While Yamauchi had initially offered to put up the entire $100 million necessary to buy the team (even back in 1992 his net worth was thought to be north of $1 billion, and he had plenty of stock in Nintendo to sell, too) he was instead forced to continually drop his stake and add more and more other local business people—more local than he was in MLB’s eyes, if you catch my drift—until the stake that a Japanese company had in the club was under 50 percent. Meaning, not a controlling interest. This despite the fact that Yamauchi was going to have Nintendo of America’s president, Minoru Arakawa, as the point person running the team. Arakawa had lived in Washington for 15 years already at that point, per reporting at the time, and had co-founded Nintendo of America in 1980.
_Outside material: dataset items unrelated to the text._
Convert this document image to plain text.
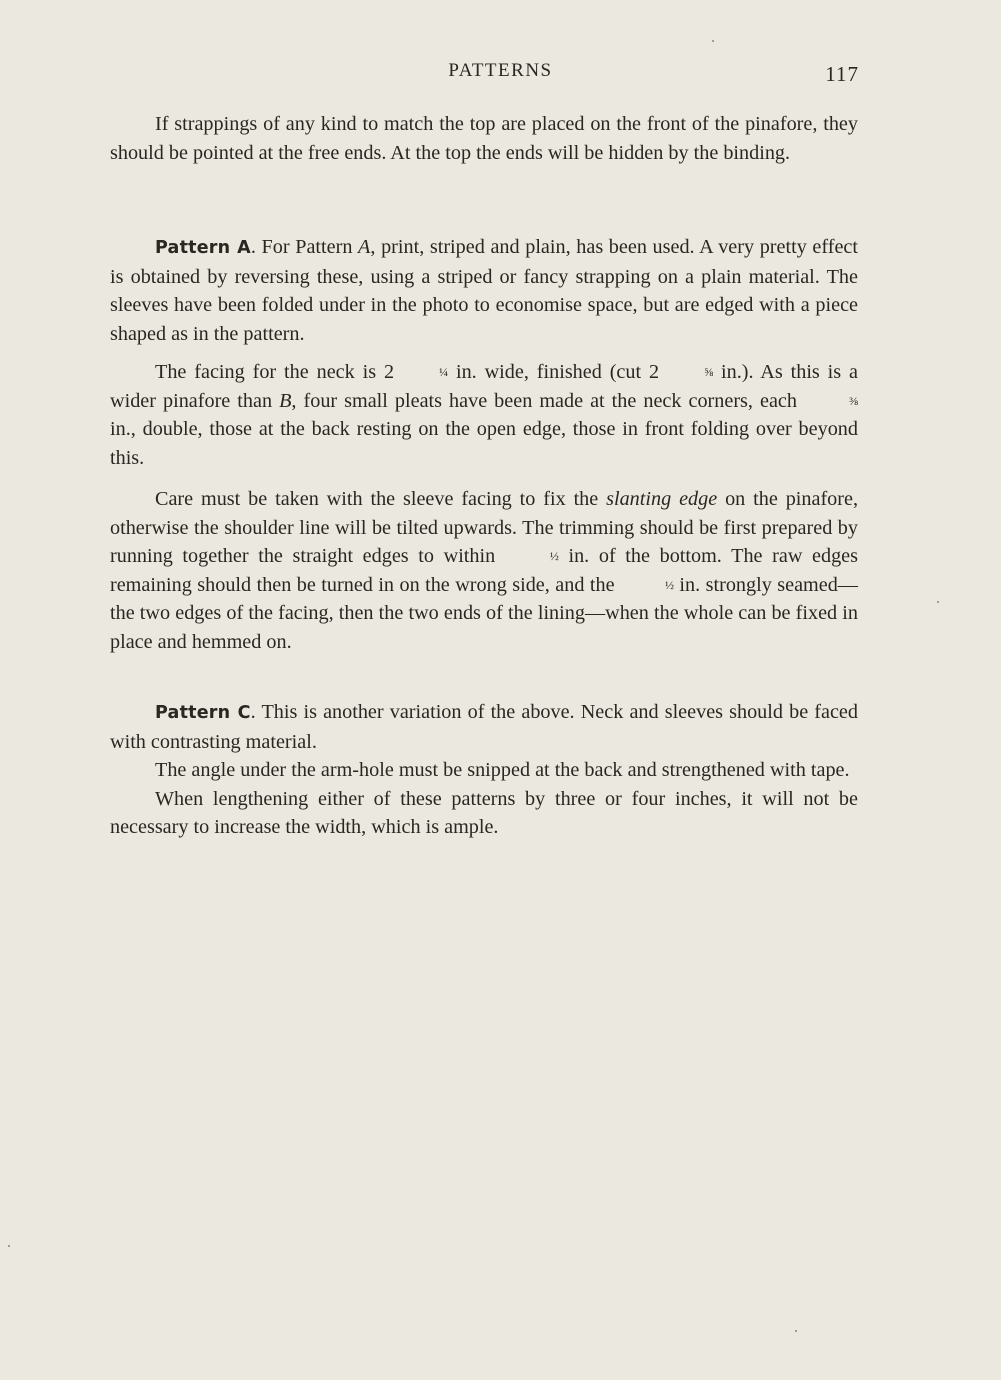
PATTERNS	117

If strappings of any kind to match the top are placed on the front of the pinafore, they should be pointed at the free ends. At the top the ends will be hidden by the binding.

Pattern A. For Pattern A, print, striped and plain, has been used. A very pretty effect is obtained by reversing these, using a striped or fancy strapping on a plain material. The sleeves have been folded under in the photo to economise space, but are edged with a piece shaped as in the pattern.

The facing for the neck is 2	¼ in. wide, finished (cut 2	⅝ in.). As this is a wider pinafore than B, four small pleats have been made at the neck corners, each	⅜ in., double, those at the back resting on the open edge, those in front folding over beyond this.

Care must be taken with the sleeve facing to fix the slanting edge on the pinafore, otherwise the shoulder line will be tilted upwards. The trimming should be first prepared by running together the straight edges to within	½ in. of the bottom. The raw edges remaining should then be turned in on the wrong side, and the	½ in. strongly seamed—the two edges of the facing, then the two ends of the lining—when the whole can be fixed in place and hemmed on.

Pattern C. This is another variation of the above. Neck and sleeves should be faced with contrasting material.

The angle under the arm-hole must be snipped at the back and strengthened with tape.

When lengthening either of these patterns by three or four inches, it will not be necessary to increase the width, which is ample.
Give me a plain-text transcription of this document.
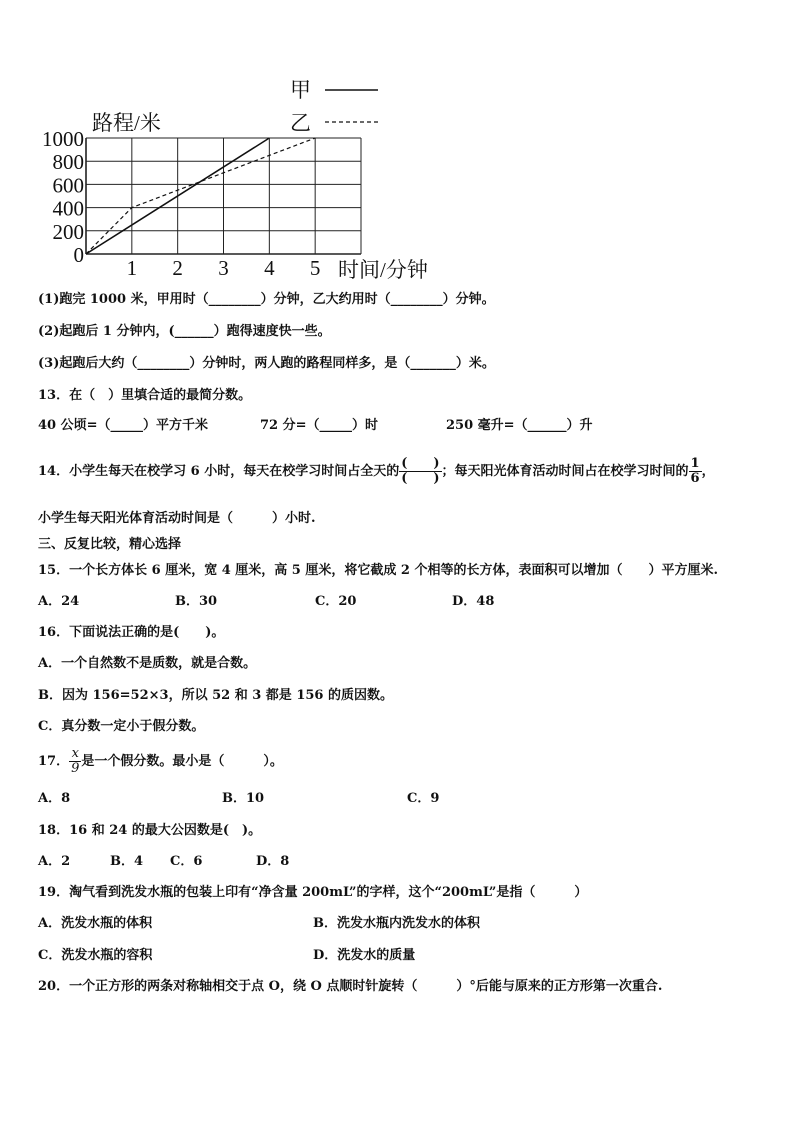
1 2 3 4 5
0
200
400
600
800
1000
路程/米
时间/分钟
甲
乙
(1)跑完 1000 米，甲用时（________）分钟，乙大约用时（________）分钟。
(2)起跑后 1 分钟内，(______）跑得速度快一些。
(3)起跑后大约（________）分钟时，两人跑的路程同样多，是（_______）米。
13．在（　）里填合适的最简分数。
40 公顷=（_____）平方千米	72 分=（_____）时	250 毫升=（______）升
14．小学生每天在校学习 6 小时，每天在校学习时间占全天的 $\frac{( )}{( )}$ ；每天阳光体育活动时间占在校学习时间的 $\frac{1}{6}$ ，
小学生每天阳光体育活动时间是（　　　）小时.
三、反复比较，精心选择
15．一个长方体长 6 厘米，宽 4 厘米，高 5 厘米，将它截成 2 个相等的长方体，表面积可以增加（　　）平方厘米.
A．24	B．30	C．20	D．48
16．下面说法正确的是(　　)。
A．一个自然数不是质数，就是合数。
B．因为 156=52×3，所以 52 和 3 都是 156 的质因数。
C．真分数一定小于假分数。
17． $\frac{x}{9}$ 是一个假分数。最小是（　　　）。
A．8	B．10	C．9
18．16 和 24 的最大公因数是(　)。
A．2	B．4 C．6	D．8
19．淘气看到洗发水瓶的包装上印有“净含量 200mL”的字样，这个“200mL”是指（　　　）
A．洗发水瓶的体积	B．洗发水瓶内洗发水的体积
C．洗发水瓶的容积	D．洗发水的质量
20．一个正方形的两条对称轴相交于点 O，绕 O 点顺时针旋转（　　　）°后能与原来的正方形第一次重合.
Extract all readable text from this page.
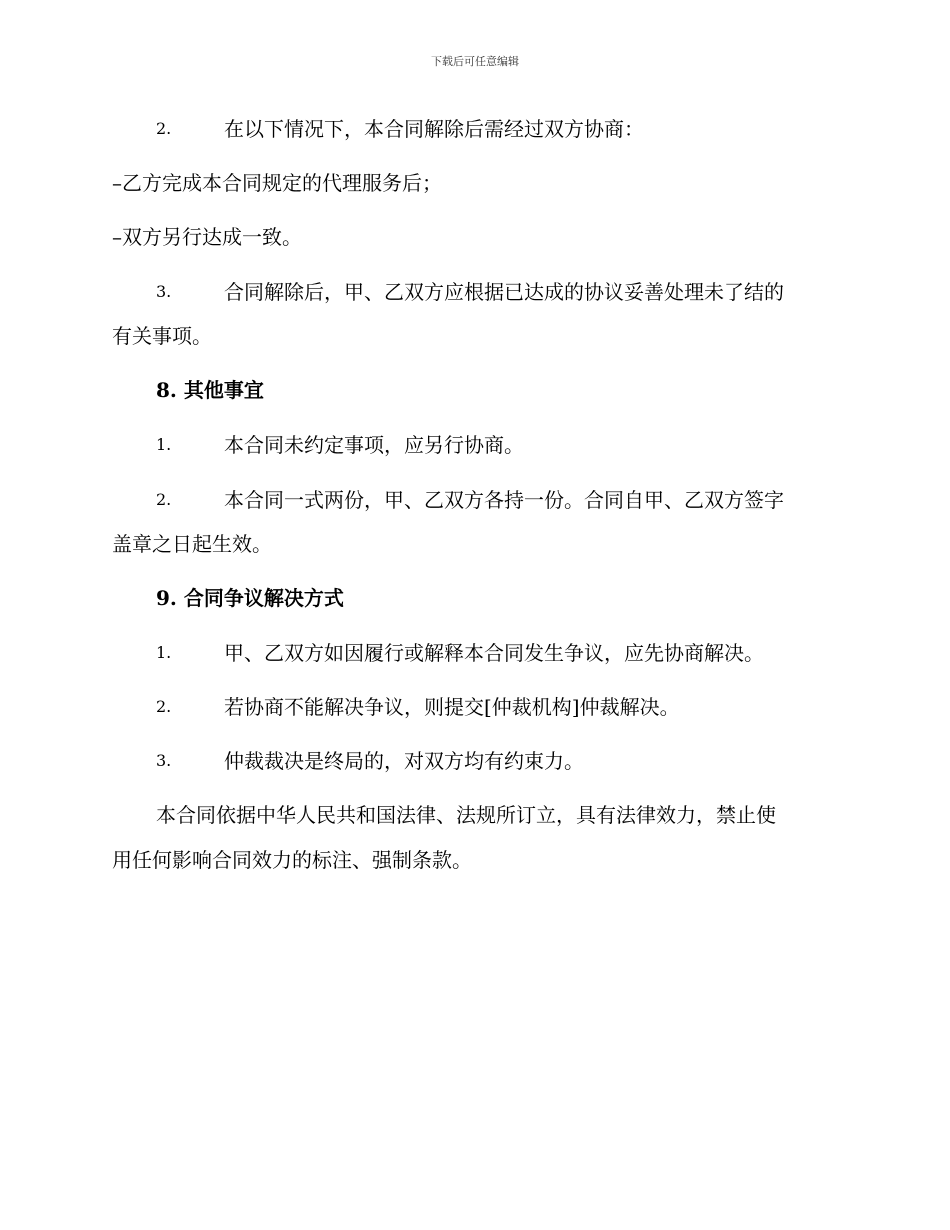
下载后可任意编辑
2.	在以下情况下，本合同解除后需经过双方协商：
–乙方完成本合同规定的代理服务后；
–双方另行达成一致。
3.	合同解除后，甲、乙双方应根据已达成的协议妥善处理未了结的
有关事项。
8. 其他事宜
1.	本合同未约定事项，应另行协商。
2.	本合同一式两份，甲、乙双方各持一份。合同自甲、乙双方签字
盖章之日起生效。
9. 合同争议解决方式
1.	甲、乙双方如因履行或解释本合同发生争议，应先协商解决。
2.	若协商不能解决争议，则提交[仲裁机构]仲裁解决。
3.	仲裁裁决是终局的，对双方均有约束力。
本合同依据中华人民共和国法律、法规所订立，具有法律效力，禁止使
用任何影响合同效力的标注、强制条款。
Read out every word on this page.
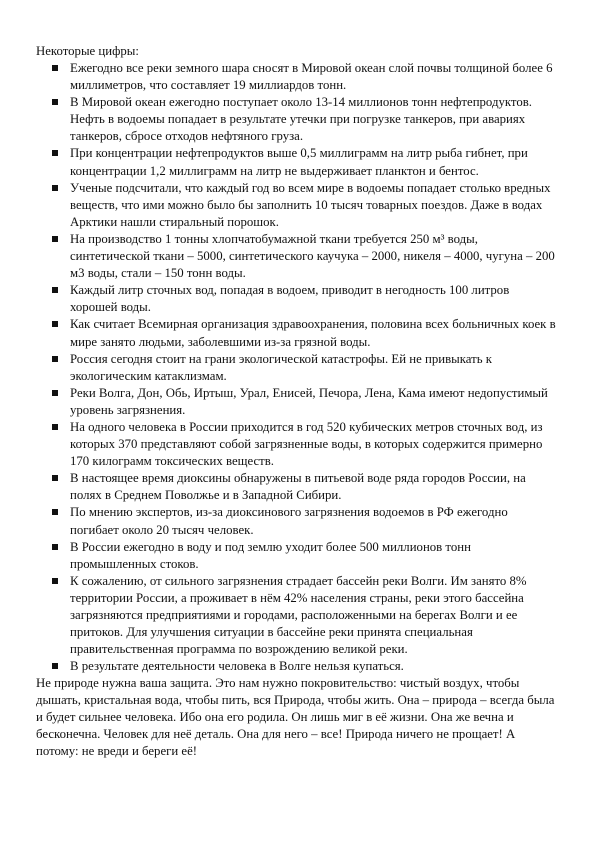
Некоторые цифры:

Ежегодно все реки земного шара сносят в Мировой океан слой почвы толщиной более 6 миллиметров, что составляет 19 миллиардов тонн.
В Мировой океан ежегодно поступает около 13-14 миллионов тонн нефтепродуктов. Нефть в водоемы попадает в результате утечки при погрузке танкеров, при авариях танкеров, сбросе отходов нефтяного груза.
При концентрации нефтепродуктов выше 0,5 миллиграмм на литр рыба гибнет, при концентрации 1,2 миллиграмм на литр не выдерживает планктон и бентос.
Ученые подсчитали, что каждый год во всем мире в водоемы попадает столько вредных веществ, что ими можно было бы заполнить 10 тысяч товарных поездов. Даже в водах Арктики нашли стиральный порошок.
На производство 1 тонны хлопчатобумажной ткани требуется 250 м³ воды, синтетической ткани – 5000, синтетического каучука – 2000, никеля – 4000, чугуна – 200 м3 воды, стали – 150 тонн воды.
Каждый литр сточных вод, попадая в водоем, приводит в негодность 100 литров хорошей воды.
Как считает Всемирная организация здравоохранения, половина всех больничных коек в мире занято людьми, заболевшими из-за грязной воды.
Россия сегодня стоит на грани экологической катастрофы. Ей не привыкать к экологическим катаклизмам.
Реки Волга, Дон, Обь, Иртыш, Урал, Енисей, Печора, Лена, Кама имеют недопустимый уровень загрязнения.
На одного человека в России приходится в год 520 кубических метров сточных вод, из которых 370 представляют собой загрязненные воды, в которых содержится примерно 170 килограмм токсических веществ.
В настоящее время диоксины обнаружены в питьевой воде ряда городов России, на полях в Среднем Поволжье и в Западной Сибири.
По мнению экспертов, из-за диоксинового загрязнения водоемов в РФ ежегодно погибает около 20 тысяч человек.
В России ежегодно в воду и под землю уходит более 500 миллионов тонн промышленных стоков.
К сожалению, от сильного загрязнения страдает бассейн реки Волги. Им занято 8% территории России, а проживает в нём 42% населения страны, реки этого бассейна загрязняются предприятиями и городами, расположенными на берегах Волги и ее притоков. Для улучшения ситуации в бассейне реки принята специальная правительственная программа по возрождению великой реки.
В результате деятельности человека в Волге нельзя купаться.

Не природе нужна ваша защита. Это нам нужно покровительство: чистый воздух, чтобы дышать, кристальная вода, чтобы пить, вся Природа, чтобы жить. Она – природа – всегда была и будет сильнее человека. Ибо она его родила. Он лишь миг в её жизни. Она же вечна и бесконечна. Человек для неё деталь. Она для него – все! Природа ничего не прощает! А потому: не вреди и береги её!
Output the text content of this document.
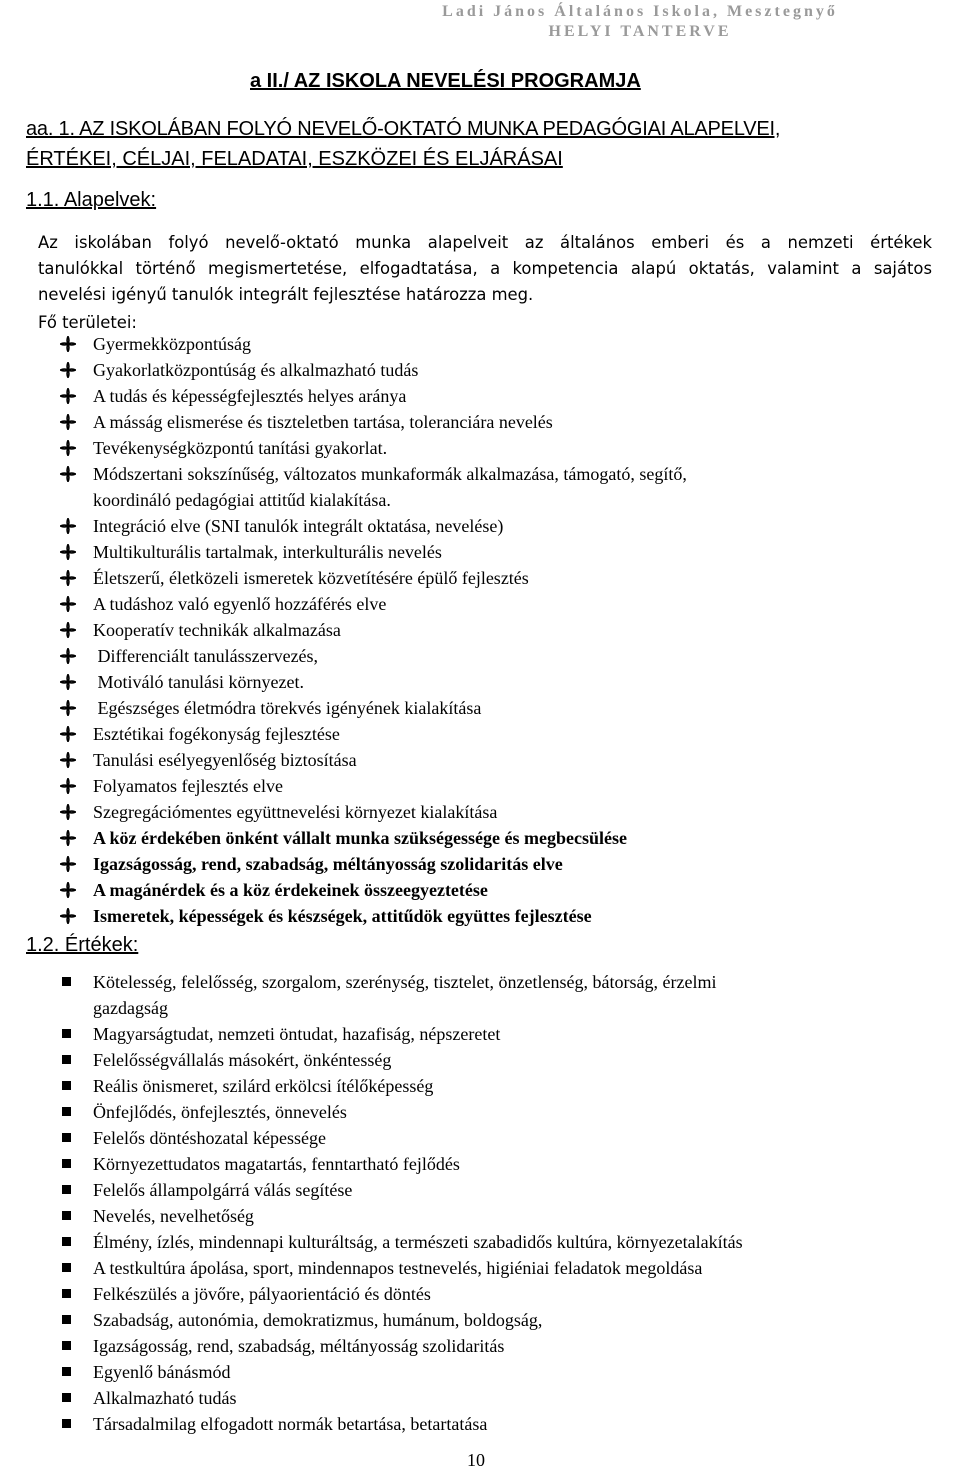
Ladi János Általános Iskola, Mesztegnyő
HELYI TANTERVE
a II./ AZ ISKOLA NEVELÉSI PROGRAMJA
aa. 1. AZ ISKOLÁBAN FOLYÓ NEVELŐ-OKTATÓ MUNKA PEDAGÓGIAI ALAPELVEI,
ÉRTÉKEI, CÉLJAI, FELADATAI, ESZKÖZEI ÉS ELJÁRÁSAI
1.1. Alapelvek:
Az iskolában folyó nevelő-oktató munka alapelveit az általános emberi és a nemzeti értékek
tanulókkal történő megismertetése, elfogadtatása, a kompetencia alapú oktatás, valamint a sajátos
nevelési igényű tanulók integrált fejlesztése határozza meg.
Fő területei:
Gyermekközpontúság
Gyakorlatközpontúság és alkalmazható tudás
A tudás és képességfejlesztés helyes aránya
A másság elismerése és tiszteletben tartása, toleranciára nevelés
Tevékenységközpontú tanítási gyakorlat.
Módszertani sokszínűség, változatos munkaformák alkalmazása, támogató, segítő,
koordináló pedagógiai attitűd kialakítása.
Integráció elve (SNI tanulók integrált oktatása, nevelése)
Multikulturális tartalmak, interkulturális nevelés
Életszerű, életközeli ismeretek közvetítésére épülő fejlesztés
A tudáshoz való egyenlő hozzáférés elve
Kooperatív technikák alkalmazása
Differenciált tanulásszervezés,
Motiváló tanulási környezet.
Egészséges életmódra törekvés igényének kialakítása
Esztétikai fogékonyság fejlesztése
Tanulási esélyegyenlőség biztosítása
Folyamatos fejlesztés elve
Szegregációmentes együttnevelési környezet kialakítása
A köz érdekében önként vállalt munka szükségessége és megbecsülése
Igazságosság, rend, szabadság, méltányosság szolidaritás elve
A magánérdek és a köz érdekeinek összeegyeztetése
Ismeretek, képességek és készségek, attitűdök együttes fejlesztése
1.2. Értékek:
Kötelesség, felelősség, szorgalom, szerénység, tisztelet, önzetlenség, bátorság, érzelmi
gazdagság
Magyarságtudat, nemzeti öntudat, hazafiság, népszeretet
Felelősségvállalás másokért, önkéntesség
Reális önismeret, szilárd erkölcsi ítélőképesség
Önfejlődés, önfejlesztés, önnevelés
Felelős döntéshozatal képessége
Környezettudatos magatartás, fenntartható fejlődés
Felelős állampolgárrá válás segítése
Nevelés, nevelhetőség
Élmény, ízlés, mindennapi kulturáltság, a természeti szabadidős kultúra, környezetalakítás
A testkultúra ápolása, sport, mindennapos testnevelés, higiéniai feladatok megoldása
Felkészülés a jövőre, pályaorientáció és döntés
Szabadság, autonómia, demokratizmus, humánum, boldogság,
Igazságosság, rend, szabadság, méltányosság szolidaritás
Egyenlő bánásmód
Alkalmazható tudás
Társadalmilag elfogadott normák betartása, betartatása
10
MLB’s original position—straight from then-commissioner Fay Vincent—was that there was basically no chance of the offer being accepted, due to a recent unwritten agreement among the various teams that owners outside of North America were not going to be allowed into their ranks. When it became clear that the league didn’t really have a leg to stand on here—Arakawa had lived in the United States, and the Seattle region specifically, for too long to not be considered local unless you wanted even more editorials about how this was at best xenophobia from MLB, a whole bunch of other local business leaders had joined on to the bidding group, and oh there also wasn’t another ownership bid anywhere near as strong as this one to go to for what was a time-sensitive matter—they relented. Nintendo didn’t own a majority of the Mariners, but they owned more than anyone else did.